Wow, what a great read. There are lots of well-written crime novels on the market but this one grabbed me personally. Perhaps because it’s set in a police academy and I’ve been a teacher and lecturer myself, perhaps because it’s set in Quebec and I was born in Canada, perhaps just because it’s a great plot with interesting characters. The second part to the setting is an unmapped village in the Eastern Townships with a small church and a stained-glass window concealing a mystery.

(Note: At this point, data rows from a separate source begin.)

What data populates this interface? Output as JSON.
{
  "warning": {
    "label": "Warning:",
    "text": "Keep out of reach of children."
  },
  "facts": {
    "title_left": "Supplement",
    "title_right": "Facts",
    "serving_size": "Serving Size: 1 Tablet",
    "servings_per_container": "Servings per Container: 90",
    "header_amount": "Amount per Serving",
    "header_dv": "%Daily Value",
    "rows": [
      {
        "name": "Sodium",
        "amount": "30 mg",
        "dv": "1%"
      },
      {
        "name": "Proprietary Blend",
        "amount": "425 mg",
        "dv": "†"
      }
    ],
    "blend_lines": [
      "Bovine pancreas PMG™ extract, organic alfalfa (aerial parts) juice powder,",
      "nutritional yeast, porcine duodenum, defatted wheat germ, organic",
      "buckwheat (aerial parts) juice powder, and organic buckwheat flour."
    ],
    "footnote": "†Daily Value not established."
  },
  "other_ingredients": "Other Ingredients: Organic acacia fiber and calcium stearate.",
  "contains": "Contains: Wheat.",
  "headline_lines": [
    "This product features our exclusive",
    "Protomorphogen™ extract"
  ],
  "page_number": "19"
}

The main protagonist, Inspector Gamache is a good man. It’s not really fashionable in these image driven days to be good anymore - we need to be successful, look good in selfies, be interesting and appear to take an interest in social justice, as long as there is no personal cost to us. However, no one wants to be thought of as good or decent anymore. Police inspectors are supposed to be drunks or have any amount of neuroses or skeletons in the closet and be as demon driven as the criminals they are hunting. Not Inspector Gamache, who has suffered more than most for seeing that justice is done, that the rule of law survives and that common decency remains at the heart of the community, as I said, he is a good man. Intelligent, perceptive, brave and a great strategist, but all in the service of something greater than himself.

When corruption and viciousness take over the Surete, the Quebec provincial police force, Gamache goes in search of the root cause, the driving force behind this evil cloud that is enveloping an institution created to protect and serve its community, not brutalise it. Like a consummate chess player, he plans and plots every move in a deadly game which will endanger not only his students but those he loves. Along the way, he picks up abandoned strays and helps them to find inner strength and a purpose – at great cost to himself. That is why for me A Great Reckoning is so life affirming and gives me hope. If a book with a good man can make it to the top of the New York Times bestseller list, then not all is lost for our precarious world.   


Louise Penny is the recipient of virtually every existing award for crime fiction. She was also granted the Order of Canada in 2014.